For Elk, this has made backing a horse called Aneth – its acquired asset in the Rocky Mountains -- a provident bet indeed. Aptly, the $137m deal was sealed on Cup Day.
“With oil prices where they are you might call it one of the buys of the decade,” says chief Elk Brad Lingo.
Strictly speaking Elk acquired 63 percent of Aneth, an old field in the wilds of Utah where westerns used to be filmed.
Elk also has a smaller oil field called Grieve and a gas project called Madden/Lost Cabin, both in neighbouring Wyoming cowboy country.
Elk’s point of difference is that it’s applying is enhanced oil recovery (EOR) techniques to what it dubs the “oiliest” of US oil fields.
First deployed by Shell in the 1960s, EOR involves injecting carbon dioxide down the well to make the hydrocarbons flow to the surface. Rather like WD40, it loosens the whole thing up.
In Aneth’s case, the field produced close to 500 million barrels over its life time, but only one third of its reserves base.
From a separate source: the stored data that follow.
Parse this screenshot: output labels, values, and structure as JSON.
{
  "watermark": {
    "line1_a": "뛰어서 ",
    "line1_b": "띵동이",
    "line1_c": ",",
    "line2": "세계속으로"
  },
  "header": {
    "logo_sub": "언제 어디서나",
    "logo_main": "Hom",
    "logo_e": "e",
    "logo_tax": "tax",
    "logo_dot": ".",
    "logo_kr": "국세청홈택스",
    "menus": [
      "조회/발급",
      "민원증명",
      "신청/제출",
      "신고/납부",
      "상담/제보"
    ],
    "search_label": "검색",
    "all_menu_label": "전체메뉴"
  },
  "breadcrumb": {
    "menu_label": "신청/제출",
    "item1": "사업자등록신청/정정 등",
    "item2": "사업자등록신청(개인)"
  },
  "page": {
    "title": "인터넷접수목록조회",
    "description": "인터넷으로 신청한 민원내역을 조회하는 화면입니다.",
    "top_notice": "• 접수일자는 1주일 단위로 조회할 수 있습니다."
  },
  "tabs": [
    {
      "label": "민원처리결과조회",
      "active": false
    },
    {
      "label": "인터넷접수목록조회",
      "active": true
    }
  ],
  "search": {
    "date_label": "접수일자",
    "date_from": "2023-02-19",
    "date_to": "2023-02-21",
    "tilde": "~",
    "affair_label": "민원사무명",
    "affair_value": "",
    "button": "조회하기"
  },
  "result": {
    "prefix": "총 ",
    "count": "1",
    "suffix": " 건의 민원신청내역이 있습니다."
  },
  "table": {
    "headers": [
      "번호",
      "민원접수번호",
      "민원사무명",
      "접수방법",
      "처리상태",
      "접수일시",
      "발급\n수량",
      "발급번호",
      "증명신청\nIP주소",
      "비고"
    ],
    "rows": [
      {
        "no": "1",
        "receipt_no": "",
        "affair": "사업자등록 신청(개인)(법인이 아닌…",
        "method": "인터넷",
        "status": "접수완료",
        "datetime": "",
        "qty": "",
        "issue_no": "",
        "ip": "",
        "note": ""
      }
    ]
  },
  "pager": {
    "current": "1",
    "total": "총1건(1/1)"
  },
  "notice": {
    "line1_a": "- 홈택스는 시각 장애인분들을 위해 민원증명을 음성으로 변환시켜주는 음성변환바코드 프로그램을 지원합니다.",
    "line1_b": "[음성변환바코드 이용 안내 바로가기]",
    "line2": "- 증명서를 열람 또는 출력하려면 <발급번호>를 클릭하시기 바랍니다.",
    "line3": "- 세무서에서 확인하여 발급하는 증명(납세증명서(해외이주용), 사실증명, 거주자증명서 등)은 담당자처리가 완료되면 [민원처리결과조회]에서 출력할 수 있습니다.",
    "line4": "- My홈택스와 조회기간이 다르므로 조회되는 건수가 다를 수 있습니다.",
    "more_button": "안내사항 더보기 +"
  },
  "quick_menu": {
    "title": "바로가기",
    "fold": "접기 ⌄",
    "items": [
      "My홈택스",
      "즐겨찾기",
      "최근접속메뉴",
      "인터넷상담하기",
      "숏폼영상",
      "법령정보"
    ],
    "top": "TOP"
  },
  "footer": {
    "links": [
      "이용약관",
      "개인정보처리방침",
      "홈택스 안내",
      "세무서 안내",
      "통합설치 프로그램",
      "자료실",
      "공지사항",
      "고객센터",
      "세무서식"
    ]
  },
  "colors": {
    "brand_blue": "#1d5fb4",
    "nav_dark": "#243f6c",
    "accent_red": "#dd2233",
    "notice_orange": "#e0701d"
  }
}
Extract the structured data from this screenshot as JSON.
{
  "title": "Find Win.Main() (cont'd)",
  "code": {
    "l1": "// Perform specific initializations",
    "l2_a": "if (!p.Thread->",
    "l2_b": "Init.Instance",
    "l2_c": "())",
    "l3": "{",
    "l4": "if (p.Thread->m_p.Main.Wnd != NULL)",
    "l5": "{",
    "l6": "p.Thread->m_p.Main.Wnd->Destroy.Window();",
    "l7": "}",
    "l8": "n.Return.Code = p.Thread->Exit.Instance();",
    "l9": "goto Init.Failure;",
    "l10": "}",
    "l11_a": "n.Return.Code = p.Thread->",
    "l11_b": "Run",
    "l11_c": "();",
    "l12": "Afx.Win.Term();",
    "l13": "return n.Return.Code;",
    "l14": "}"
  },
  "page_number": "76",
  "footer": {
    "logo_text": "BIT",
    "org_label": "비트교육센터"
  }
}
Because the oil is pretty much known to be there, EOR is 90 per cent successful which can’t exactly be said for your typical wildcat well.
On Elk’s sensitivities, a $US1 a barrel rise in the oil price adds $US20m to Aneth’s net present value, which values the project at around $400m.
Last month Elk raised $13.5m in a placement and up to $7m more in a share purchase plan, partly to fund a $US16.4m expansion at Aneth.
This will increase Aneth’s reserves from 30 million barrels to 50 million and boost attributable output by 30 per cent, to 7500 barrels of oil per day.
Overall, Elk expects to chug out 10,000 bopd, with “potential” to increase this output to 14,000 bopd by 2022.
In the meantime, Elk strips CO2 from its Wyoming gas facility and sells it to other EOR producers. In fact, it’s a bigger earner than the gas itself.
The former head of Drillsearch, Lingo says Australian investors have been focused on US shale production, which can look deceptively productive. The shale fields go gangbusters initially, but in some cases production has declined by 90 percent within three months.
In contrast, Aneth has a 3 percent annual decline rate. “When I started I was determined to build a different company to what Australian were familiar with – production and engineering rather than exploration,” he says.
“We’re talking about long life, low risk profitable oil producing assets that are almost like annuities.”
The only downside of the higher oil price is that Elk needs to stump up a $US10m contingent payment to Aneth’s vendors as part of the sale terms.
But as this amounts to only a fraction of the oil price upside, Elk is happy to share.
Tim Boreham authors The New Criterion
Disclaimer: The companies covered in this article (unless disclosed) are not current clients of Independent Investment Research (IIR). Under no circumstances have there been any inducements or like made by the company mentioned to either IIR or the author. The views here are independent and have no nexus to IIR’s core research offering. The views here are not recommendations and should not be considered as general advice in terms of stock recommendations in the ordinary sense.
Many readers will remember Boreham as author of the Criterion column in The Australian newspaper, for well over a decade. He also has more than three decades’ experience of business reporting across three major publications.